Making Bread
There is nothing like the smell of bread baking in the oven. I know there are many out there who never make bread because it is too labor intensive or they had a horrible experience. Well, I made bread that was so hard I couldn't break it when thrown off our second story porch onto an asphalt driveway! This recipe practically makes itself and allows you to have a life while it's rising.
Kefir Sourdough Starter and Bread
Brenda's Kefir Sourdough Starter
- 1 cup Milk Kefir, at room temperature
- 1 cup Flour
- 1 tablespoon Sugar
I probably did not need to add the sugar, but did for good measure. Mix together in a glass or stainless-steel bowl. Cover with a towel and let stand in a warm place for a few days (stir once a day). When you remove any of your starter, add the same amount of warm water and flour back to the starter, and let sit. This keeps the starter active. If, at any time, you cannot keep this going, put the jar in the refrigerator. Take it out once a week, add flour and water, let it "do it's thing", then put back in the fridge.
I kept this starter going (by adding warm water and flour)every two days, until it was really sour. Then, in a separate bowl, I added:
- 1 cup Sourdough Starter
- 2 cups warm Water
- 4 cups Flour
Mix well, cover and let sit for about 12 hours. You should end up with a VERY soft dough (sponge) that has fermented to produce a lot of bubbles and smells a little more sour than the starter.

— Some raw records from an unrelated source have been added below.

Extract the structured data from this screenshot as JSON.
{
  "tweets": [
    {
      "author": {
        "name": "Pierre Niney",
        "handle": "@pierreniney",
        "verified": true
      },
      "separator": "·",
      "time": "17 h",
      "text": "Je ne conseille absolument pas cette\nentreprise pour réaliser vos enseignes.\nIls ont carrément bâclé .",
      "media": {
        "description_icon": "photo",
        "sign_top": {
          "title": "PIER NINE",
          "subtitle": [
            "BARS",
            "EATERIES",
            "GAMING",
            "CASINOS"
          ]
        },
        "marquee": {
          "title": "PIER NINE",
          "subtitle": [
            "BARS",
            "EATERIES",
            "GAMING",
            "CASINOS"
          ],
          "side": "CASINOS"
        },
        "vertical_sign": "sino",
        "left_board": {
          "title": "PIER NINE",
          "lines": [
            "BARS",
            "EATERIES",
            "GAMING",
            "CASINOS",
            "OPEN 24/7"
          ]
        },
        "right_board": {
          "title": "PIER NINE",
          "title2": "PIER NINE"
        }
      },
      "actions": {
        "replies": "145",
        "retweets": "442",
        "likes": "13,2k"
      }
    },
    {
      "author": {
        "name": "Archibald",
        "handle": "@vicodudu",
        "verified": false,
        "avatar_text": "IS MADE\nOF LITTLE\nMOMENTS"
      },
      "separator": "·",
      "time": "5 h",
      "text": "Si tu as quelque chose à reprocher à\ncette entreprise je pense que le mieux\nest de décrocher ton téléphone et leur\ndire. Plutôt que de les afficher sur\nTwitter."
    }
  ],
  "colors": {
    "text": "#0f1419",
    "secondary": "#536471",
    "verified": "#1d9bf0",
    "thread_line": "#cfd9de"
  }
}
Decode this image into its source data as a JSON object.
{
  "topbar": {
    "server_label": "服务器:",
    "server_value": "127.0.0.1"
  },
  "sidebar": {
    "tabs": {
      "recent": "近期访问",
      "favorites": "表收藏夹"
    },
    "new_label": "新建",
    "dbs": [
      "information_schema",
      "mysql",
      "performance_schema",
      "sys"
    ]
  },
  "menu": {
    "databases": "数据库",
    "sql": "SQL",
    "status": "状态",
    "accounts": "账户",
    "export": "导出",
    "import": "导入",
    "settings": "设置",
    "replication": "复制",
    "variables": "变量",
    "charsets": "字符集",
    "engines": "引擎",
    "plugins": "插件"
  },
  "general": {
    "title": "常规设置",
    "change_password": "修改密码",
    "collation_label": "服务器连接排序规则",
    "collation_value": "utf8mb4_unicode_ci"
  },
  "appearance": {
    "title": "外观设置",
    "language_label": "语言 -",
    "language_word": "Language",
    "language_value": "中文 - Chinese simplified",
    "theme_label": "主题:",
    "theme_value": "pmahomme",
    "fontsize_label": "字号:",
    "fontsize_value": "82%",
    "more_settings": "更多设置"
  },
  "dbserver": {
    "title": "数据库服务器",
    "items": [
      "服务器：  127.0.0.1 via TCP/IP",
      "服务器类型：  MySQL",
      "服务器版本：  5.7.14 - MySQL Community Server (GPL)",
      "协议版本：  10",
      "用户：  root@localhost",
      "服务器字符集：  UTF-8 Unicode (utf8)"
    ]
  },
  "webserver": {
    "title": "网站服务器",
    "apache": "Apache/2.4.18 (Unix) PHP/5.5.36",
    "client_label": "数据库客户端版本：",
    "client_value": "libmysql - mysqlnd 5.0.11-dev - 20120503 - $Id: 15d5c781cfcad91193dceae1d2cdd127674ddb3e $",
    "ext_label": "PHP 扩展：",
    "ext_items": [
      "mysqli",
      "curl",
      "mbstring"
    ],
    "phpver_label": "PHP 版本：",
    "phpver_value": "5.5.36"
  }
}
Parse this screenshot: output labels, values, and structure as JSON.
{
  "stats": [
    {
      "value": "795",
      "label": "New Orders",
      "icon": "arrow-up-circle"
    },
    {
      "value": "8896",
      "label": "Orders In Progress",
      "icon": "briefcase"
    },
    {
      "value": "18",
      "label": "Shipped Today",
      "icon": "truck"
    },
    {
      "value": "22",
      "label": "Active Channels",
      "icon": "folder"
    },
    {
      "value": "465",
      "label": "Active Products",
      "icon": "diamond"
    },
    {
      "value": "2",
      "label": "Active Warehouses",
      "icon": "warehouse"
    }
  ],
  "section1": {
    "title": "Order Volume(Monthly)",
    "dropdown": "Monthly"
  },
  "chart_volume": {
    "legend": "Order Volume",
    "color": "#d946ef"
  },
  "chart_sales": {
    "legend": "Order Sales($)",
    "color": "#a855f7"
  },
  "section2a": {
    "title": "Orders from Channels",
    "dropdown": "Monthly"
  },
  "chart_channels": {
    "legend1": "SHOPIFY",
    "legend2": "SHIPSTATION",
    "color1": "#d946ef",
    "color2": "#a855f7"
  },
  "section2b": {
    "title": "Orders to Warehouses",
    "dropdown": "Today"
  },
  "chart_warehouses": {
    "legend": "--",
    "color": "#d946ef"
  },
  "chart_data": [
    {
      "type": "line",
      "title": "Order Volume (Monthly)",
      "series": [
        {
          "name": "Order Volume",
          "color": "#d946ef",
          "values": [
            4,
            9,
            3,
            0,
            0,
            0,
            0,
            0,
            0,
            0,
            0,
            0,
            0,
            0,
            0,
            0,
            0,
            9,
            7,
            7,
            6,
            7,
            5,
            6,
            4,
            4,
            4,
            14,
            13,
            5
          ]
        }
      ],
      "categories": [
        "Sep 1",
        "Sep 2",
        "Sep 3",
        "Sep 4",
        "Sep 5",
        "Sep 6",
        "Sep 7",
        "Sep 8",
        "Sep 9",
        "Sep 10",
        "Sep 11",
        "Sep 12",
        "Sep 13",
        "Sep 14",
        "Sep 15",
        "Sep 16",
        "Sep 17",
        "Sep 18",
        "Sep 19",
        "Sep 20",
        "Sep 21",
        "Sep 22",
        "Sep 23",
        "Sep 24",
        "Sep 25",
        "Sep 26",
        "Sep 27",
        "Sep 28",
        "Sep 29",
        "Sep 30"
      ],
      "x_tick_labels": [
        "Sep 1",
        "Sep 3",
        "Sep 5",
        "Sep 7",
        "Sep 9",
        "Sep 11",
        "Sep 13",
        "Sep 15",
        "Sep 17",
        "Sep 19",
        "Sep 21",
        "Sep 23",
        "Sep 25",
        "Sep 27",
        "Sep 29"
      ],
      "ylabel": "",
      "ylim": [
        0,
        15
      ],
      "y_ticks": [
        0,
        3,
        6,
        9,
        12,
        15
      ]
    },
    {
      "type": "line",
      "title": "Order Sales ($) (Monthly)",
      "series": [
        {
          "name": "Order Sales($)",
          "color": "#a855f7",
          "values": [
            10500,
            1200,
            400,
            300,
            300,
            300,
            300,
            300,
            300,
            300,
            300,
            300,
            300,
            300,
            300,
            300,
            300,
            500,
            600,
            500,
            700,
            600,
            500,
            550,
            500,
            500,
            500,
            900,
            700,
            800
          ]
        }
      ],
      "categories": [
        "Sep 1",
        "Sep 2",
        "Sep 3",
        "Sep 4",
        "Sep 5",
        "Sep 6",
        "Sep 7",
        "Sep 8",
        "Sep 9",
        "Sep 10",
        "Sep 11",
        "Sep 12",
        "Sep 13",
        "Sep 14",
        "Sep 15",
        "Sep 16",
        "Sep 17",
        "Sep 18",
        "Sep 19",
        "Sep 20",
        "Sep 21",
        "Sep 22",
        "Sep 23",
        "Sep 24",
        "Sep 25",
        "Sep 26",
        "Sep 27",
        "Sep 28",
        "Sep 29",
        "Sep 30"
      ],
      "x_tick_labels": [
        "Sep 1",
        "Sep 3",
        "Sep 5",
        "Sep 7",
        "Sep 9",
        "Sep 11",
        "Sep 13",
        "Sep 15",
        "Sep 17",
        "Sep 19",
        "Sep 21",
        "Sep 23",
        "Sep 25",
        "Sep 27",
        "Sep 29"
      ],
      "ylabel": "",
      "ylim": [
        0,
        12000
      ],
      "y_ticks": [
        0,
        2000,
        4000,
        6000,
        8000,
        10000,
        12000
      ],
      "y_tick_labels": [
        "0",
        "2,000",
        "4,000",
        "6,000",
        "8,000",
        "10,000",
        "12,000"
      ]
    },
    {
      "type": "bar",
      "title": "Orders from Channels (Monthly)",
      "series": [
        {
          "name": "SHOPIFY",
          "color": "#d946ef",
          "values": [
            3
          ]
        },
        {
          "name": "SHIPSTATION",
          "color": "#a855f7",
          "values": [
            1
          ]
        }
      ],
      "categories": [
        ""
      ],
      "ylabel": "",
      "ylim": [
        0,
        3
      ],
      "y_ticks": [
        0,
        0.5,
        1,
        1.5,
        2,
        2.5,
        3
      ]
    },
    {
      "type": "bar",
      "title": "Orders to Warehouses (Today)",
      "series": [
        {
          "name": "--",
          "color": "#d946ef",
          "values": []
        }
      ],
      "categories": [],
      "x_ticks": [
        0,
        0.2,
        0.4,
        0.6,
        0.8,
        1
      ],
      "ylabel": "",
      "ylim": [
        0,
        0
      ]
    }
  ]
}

This is the final step before baking. Add to your sponge:
- 2 teaspoons Salt
- 2 teaspoons Sugar
- 2-4 cups flour (approximate)
Stir in salt, sugar and enough flour to form a stiff dough. Knead until smooth. Place in either your baking vessel of choice or a basket (as described below). Cover with a towel, and let rise in a warm place for 12 to 18 hours (any longer and the crust will break at tooth).
Place a heat-resistant container on the bottom of the oven, and fill with water. Preheat oven to 450 degrees F. Place bread in oven and bake for 10 minutes. Lower to 350 degrees F and continue to bake for 30 to 40 minutes until it's golden brown. Remove from oven and let rest until it reaches room temperature before slicing.
This is my second attempt to make sourdough bread, and this is the most active (and sour) starter I have ever seen! The bread was almost as sour as San Francisco sourdough but the texture was more dense. Our temperatures were on the cool side, so I should have let the "sponge" work a little longer. Also, when adding the last of the flour, I should have hand-kneaded it in instead of using my Kitchen Aide.
Now for the basket! Thanks to http://forums.egullet.org I found out the best way for me to rise my sourdough loaves! Take a basket (I am using two, one is a oblong sewing basket and the second is a medium-sized easter basket with the handle removed) and rinse it to remove any dirt or dust that has accumulated. Let the basket dry, then line with clean linen (or any lint-free natural fabric). Now for the hard part! :) Sew the lining to the basket. Flour the basket and let your dough rise in this during the last rising. Sourdough is VERY soft and needs some kind of form to properly rise. Otherwise, you end up with a 1-inch frisbee instead of a proper loaf of bread (Do you think I am speaking from experience? That was my first attempt at sourdough bread!).